Boring uses a machine known as Prufrock to excavate its 12-foot-in-diameter tunnels, applying chemical accelerants during the construction process. For each foot the company bores, it removes about 6 cubic yards of soil and any groundwater it encounters, according to a company document prepared for state environmental officials. It is required to obtain permits to ensure the waste does not contaminate the environment or local water sources.

Public records — including emails, notices, photos and videos, and other documentation — obtained from Clark County, the Clark County Water Reclamation District and Nevada Division of Environmental Protection through public records requests show the company has been less than meticulous in handling the waste.

In June, an employee with the county road division tailed a Boring Company truck that spilled mud onto city streets, according to the records. The trucks “have no marking and no license plates,” wrote Dean Mosher, assistant manager for the roads division. A truck route that the company had reported to the county must have been “totally false,” Mosher concluded.

A few months later, a truck hauling waste from the project spilled gravel, rock and sand onto Interstate 15, slowing traffic for more than four hours during rush hour. The driver was fined $75 for an unsafe or unsecured load, according to court records.

Last year, without the county’s knowledge, a Boring contractor relied on a permit held by a county contractor to store muck near apartment buildings and the Commercial Center shopping plaza, along one of the busiest thoroughfares in central Las Vegas, a county spokesperson said. The county fined the contractor $1,549. A county spokesperson would not disclose other locations where the company stores waste and directed “operational questions” to the company.

Boring must also remove groundwater as it digs — including near an area where the aquifer is polluted with a dry cleaning chemical known as tetrachlorethylene, or PCE, which can be toxic in large amounts.
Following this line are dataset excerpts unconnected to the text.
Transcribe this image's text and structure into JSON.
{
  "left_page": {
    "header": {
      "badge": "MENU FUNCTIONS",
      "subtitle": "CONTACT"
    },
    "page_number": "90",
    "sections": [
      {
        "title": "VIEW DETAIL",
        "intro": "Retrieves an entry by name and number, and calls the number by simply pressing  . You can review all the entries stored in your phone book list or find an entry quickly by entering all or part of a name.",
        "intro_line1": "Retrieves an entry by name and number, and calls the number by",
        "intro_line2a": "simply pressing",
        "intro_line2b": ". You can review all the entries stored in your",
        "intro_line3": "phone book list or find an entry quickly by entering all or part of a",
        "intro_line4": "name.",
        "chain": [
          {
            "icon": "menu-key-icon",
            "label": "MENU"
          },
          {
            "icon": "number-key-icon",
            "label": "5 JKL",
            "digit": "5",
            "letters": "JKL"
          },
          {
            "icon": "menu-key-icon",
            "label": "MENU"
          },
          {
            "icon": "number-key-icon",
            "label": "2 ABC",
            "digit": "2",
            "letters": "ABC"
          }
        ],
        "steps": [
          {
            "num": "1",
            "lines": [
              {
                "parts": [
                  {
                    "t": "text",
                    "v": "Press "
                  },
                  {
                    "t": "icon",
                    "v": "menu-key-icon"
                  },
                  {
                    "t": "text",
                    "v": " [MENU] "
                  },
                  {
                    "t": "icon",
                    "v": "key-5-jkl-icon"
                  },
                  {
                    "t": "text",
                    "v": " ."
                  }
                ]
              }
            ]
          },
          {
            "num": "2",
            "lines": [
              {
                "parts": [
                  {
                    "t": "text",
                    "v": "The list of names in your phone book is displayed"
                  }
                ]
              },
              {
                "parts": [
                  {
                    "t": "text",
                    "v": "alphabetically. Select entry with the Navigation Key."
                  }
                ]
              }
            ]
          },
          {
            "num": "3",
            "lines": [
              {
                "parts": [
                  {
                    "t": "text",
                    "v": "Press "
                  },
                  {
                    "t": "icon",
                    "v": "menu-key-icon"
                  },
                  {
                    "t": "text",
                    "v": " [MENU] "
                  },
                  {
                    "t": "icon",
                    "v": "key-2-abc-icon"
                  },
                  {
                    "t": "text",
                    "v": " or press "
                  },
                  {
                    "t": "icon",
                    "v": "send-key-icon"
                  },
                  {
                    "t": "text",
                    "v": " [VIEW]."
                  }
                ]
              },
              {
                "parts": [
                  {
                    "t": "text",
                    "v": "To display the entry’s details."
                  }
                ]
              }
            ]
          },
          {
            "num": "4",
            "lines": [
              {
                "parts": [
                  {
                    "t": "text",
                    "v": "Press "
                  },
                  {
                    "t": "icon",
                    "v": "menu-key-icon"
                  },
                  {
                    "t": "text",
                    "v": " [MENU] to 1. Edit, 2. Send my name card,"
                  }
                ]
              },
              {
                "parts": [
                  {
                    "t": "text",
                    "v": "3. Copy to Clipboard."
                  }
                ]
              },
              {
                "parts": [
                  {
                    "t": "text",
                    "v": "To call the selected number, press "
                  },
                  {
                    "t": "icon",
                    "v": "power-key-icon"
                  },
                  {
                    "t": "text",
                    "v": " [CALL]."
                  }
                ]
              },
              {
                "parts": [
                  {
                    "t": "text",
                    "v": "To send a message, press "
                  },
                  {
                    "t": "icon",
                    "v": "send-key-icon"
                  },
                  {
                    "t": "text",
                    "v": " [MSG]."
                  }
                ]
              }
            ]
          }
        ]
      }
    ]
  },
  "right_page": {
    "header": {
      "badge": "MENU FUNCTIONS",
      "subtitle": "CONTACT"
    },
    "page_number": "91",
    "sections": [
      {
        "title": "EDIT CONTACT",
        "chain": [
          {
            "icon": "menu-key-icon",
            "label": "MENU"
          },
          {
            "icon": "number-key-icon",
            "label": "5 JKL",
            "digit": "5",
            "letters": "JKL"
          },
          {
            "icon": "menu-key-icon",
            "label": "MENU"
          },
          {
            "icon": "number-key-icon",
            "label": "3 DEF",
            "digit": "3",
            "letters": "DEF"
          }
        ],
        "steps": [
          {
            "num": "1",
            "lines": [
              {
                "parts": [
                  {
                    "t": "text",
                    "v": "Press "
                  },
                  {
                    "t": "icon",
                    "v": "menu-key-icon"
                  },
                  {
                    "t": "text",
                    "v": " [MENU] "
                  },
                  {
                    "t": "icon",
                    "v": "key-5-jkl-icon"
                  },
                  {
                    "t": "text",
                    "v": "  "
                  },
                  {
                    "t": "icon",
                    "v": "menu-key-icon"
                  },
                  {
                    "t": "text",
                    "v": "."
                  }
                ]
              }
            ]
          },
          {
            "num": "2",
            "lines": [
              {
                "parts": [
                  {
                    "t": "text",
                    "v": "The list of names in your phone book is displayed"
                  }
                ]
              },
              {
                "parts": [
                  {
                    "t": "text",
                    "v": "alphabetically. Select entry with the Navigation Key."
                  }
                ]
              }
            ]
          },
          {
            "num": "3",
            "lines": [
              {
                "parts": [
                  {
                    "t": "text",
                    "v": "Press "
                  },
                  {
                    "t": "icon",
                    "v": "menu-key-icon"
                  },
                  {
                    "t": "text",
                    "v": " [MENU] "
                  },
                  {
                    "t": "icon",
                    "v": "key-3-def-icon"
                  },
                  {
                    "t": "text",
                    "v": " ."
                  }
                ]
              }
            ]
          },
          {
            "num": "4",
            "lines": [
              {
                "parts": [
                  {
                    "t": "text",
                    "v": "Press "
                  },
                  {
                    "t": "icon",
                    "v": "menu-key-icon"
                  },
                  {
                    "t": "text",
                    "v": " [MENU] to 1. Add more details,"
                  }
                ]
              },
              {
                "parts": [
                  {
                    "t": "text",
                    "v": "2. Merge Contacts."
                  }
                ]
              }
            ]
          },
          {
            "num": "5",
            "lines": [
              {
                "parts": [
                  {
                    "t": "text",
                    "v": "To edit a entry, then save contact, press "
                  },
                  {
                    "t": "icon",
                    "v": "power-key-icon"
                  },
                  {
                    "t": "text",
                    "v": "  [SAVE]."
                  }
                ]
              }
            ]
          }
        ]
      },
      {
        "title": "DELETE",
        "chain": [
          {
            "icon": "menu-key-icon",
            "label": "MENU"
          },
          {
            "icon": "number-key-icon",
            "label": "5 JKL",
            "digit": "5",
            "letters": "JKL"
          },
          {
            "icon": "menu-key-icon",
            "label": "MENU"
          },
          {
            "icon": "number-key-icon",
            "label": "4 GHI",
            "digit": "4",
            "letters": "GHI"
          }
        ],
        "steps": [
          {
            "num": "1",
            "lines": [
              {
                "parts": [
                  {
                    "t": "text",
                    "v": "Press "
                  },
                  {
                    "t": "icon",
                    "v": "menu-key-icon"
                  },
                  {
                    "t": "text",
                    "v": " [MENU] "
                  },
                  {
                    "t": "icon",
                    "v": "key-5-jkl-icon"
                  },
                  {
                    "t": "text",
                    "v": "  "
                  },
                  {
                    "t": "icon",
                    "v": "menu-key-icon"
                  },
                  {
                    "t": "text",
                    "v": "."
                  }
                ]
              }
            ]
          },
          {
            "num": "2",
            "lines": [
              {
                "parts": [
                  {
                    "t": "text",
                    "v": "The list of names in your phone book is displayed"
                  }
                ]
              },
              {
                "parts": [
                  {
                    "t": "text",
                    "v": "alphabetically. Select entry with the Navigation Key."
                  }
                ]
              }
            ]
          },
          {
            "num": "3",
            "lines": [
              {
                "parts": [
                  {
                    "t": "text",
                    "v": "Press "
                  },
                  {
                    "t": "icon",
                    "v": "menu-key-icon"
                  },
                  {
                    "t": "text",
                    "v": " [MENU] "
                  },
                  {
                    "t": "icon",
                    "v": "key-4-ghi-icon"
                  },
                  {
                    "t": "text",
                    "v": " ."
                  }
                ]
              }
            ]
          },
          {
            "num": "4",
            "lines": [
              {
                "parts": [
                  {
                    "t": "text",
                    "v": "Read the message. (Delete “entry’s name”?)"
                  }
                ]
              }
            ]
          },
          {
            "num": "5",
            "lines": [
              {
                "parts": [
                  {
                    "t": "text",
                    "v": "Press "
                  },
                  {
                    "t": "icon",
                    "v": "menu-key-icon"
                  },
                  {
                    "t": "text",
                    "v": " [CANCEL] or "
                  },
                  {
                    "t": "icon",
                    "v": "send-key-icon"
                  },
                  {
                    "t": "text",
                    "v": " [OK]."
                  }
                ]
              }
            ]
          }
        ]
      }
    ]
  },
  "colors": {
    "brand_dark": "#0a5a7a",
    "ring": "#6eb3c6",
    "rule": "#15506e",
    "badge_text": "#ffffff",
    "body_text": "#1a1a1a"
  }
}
Boring is required to filter the water before discharging it into storm drains, which flow to Lake Mead. But regulators documented cases where Boring had started work without permits or bypassed their water treatment system, government records show.

In 2019, the company discharged groundwater into storm drains without a permit, resulting in a state settlement and a $90,000 fine. In 2021, state officials sent a cease-and-desist letter to prevent Boring from taking actions that could “cause unpermitted discharge of groundwater,” prompting Davis, Boring’s CEO, to complain to the head of the Nevada Division of Environmental Protection that the state was “being fairly aggressive and that this was starting to hurt” the company, according to an email the head of the agency sent to several staffers.

The following year, local officials cited Boring for illegally connecting to a sewer without approval, records show. In 2023, state environmental regulators found the company was dumping untreated groundwater into the sewer, with one official writing that Boring staff were “unsure of how long they have been bypassing the treatment system.” Local officials said they investigated but did not find evidence to take further action.

That year, Boring tunneled without permits required to work in public rights of way, prompting the Public Works director, Cederburg, to note, “They are in violation of the franchise agreement,” records show. A Boring official responded that once the county notified the company of the issue, it had immediately filed the two permits. The county approved them retroactively, tacking on a $900 fee for each permit.
Untested, Unstudied, Private

On a recent Friday at a Vegas Loop station at the Resorts World hotel, an attendant directed riders to Teslas parked in a waiting area. An all-day pass to ride between the Las Vegas Strip hotel and a MagicCon event at the convention center cost $5. (Trips within the convention center are free.)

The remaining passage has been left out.